At least 32 people have been killed in a fresh wave of attacks in Iraq, amid warnings the country is on the brink of civil war.
The Iraqi capital has been hit by a wave of bomb attacks
Twenty-nine people died in three bomb attacks in the capital, Baghdad, including a blast near a checkpoint which killed at least 23 people.
North of the capital, gunmen attacked a police convoy, killing three policemen.
Sectarian slaughter was triggered last week by the destruction of an important Shia shrine in the city of Samarra.
On Tuesday at least 60 people were killed in a surge of bomb attacks a day after the authorities lifted a daytime curfew that had been imposed to stem the killing.
As relatives of those killed arrived at the city mortuary to collect their bodies for burial, there were at least three further explosions across Baghdad.
The bloody attack on a security checkpoint in the eastern Jadida district - a mainly Shia neighbourhood - was a few hundred metres from the scene of one of Tuesday's bombings. At least 23 people died and more than 50 were injured in the car bomb blast.

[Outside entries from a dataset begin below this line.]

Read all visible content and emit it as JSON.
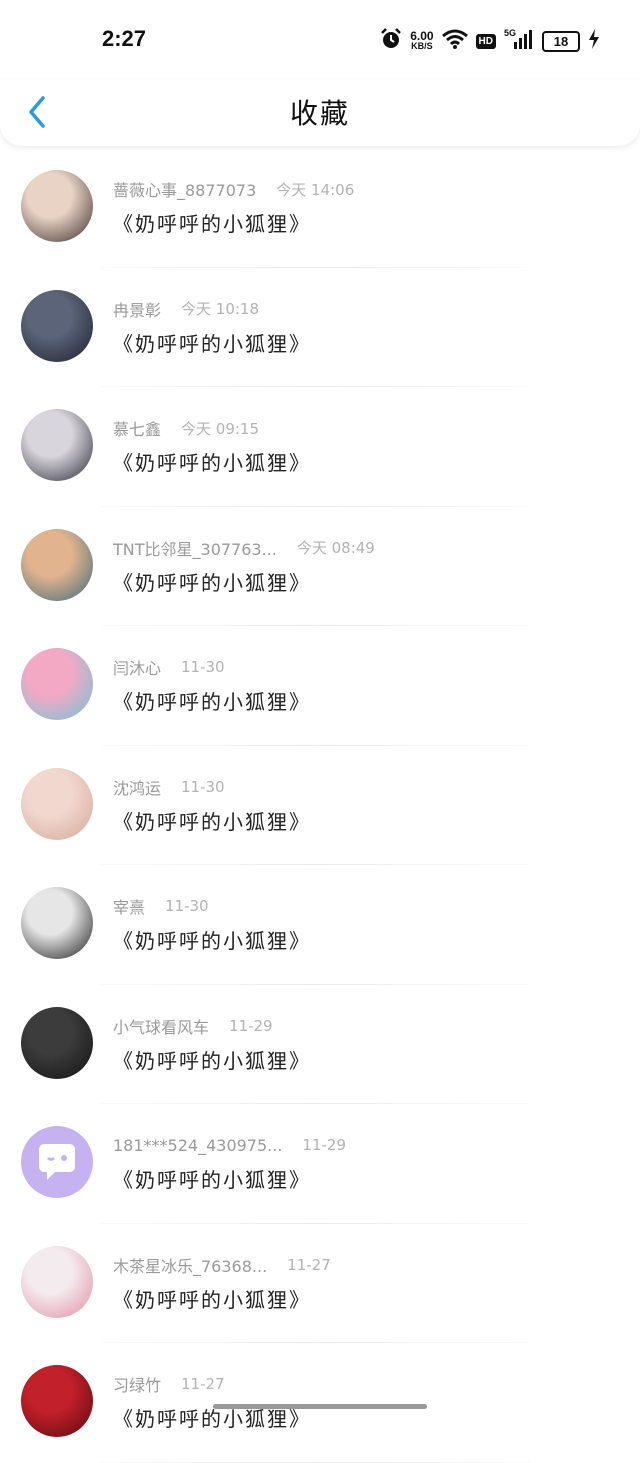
{
  "status": {
    "time": "2:27",
    "net_speed_value": "6.00",
    "net_speed_unit": "KB/S",
    "hd": "HD",
    "network": "5G",
    "battery": "18"
  },
  "header": {
    "title": "收藏"
  },
  "items": [
    {
      "name": "蔷薇心事_8877073",
      "time": "今天 14:06",
      "title": "《奶呼呼的小狐狸》",
      "avatar": "colorful-girl",
      "colors": [
        "#e8d3c4",
        "#3a2b2b"
      ]
    },
    {
      "name": "冉景彰",
      "time": "今天 10:18",
      "title": "《奶呼呼的小狐狸》",
      "avatar": "dark-portrait",
      "colors": [
        "#5b6478",
        "#1b1f2b"
      ]
    },
    {
      "name": "慕七鑫",
      "time": "今天 09:15",
      "title": "《奶呼呼的小狐狸》",
      "avatar": "boy-suit",
      "colors": [
        "#d8d5dc",
        "#2a2a35"
      ]
    },
    {
      "name": "TNT比邻星_307763...",
      "time": "今天 08:49",
      "title": "《奶呼呼的小狐狸》",
      "avatar": "orange-hair",
      "colors": [
        "#e2b38f",
        "#3d6b78"
      ]
    },
    {
      "name": "闫沐心",
      "time": "11-30",
      "title": "《奶呼呼的小狐狸》",
      "avatar": "anime-pink",
      "colors": [
        "#f3a9c4",
        "#6ec4d9"
      ]
    },
    {
      "name": "沈鸿运",
      "time": "11-30",
      "title": "《奶呼呼的小狐狸》",
      "avatar": "blonde-girl",
      "colors": [
        "#f2d7cf",
        "#d4a898"
      ]
    },
    {
      "name": "宰熹",
      "time": "11-30",
      "title": "《奶呼呼的小狐狸》",
      "avatar": "mono-portrait",
      "colors": [
        "#e6e6e6",
        "#1a1a1a"
      ]
    },
    {
      "name": "小气球看风车",
      "time": "11-29",
      "title": "《奶呼呼的小狐狸》",
      "avatar": "stage-night",
      "colors": [
        "#3c3c3c",
        "#121212"
      ]
    },
    {
      "name": "181***524_430975...",
      "time": "11-29",
      "title": "《奶呼呼的小狐狸》",
      "avatar": "chat-bubble",
      "colors": [
        "#c7b2f1",
        "#ffffff"
      ]
    },
    {
      "name": "木茶星冰乐_76368...",
      "time": "11-27",
      "title": "《奶呼呼的小狐狸》",
      "avatar": "anime-white",
      "colors": [
        "#f4ebef",
        "#e08ea0"
      ]
    },
    {
      "name": "习绿竹",
      "time": "11-27",
      "title": "《奶呼呼的小狐狸》",
      "avatar": "red-rose",
      "colors": [
        "#c2202a",
        "#5a0a10"
      ]
    }
  ]
}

Within an hour, a car bomb near Baghdad's central bus station killed at least three people. It was apparently timed to hit a police patrol, although the casualties were civilians. A third bomb also exploded in the east of the city, but without causing any casualties.
South of Baghdad, three civilians died when mortar rounds slammed into houses, police said.
Meanwhile, in the north of the country gunmen attacked a police convoy 70km (45 miles) from Tikrit. The group of about 50 policemen was returning from a training session when their minibus convoy was ambushed.
Mr Maples warned of the danger of further violence in Iraq
At least three policemen were killed and seven injured in the attack. The gunmen abducted at least 10 of the policemen in one of the minibuses, reports said.
On Tuesday, a US military intelligence chief warned that further violence could have a "significant impact" on the country.
"We're in a very tenuous situation right now I believe," Lieut Gen Michael Maples told the Senate Armed Services Committee in Washington.
"I think that more violence, were it to occur, were it to be stimulated by al-Qaeda in Iraq, would have a very significant impact on the situation in Iraq," he said.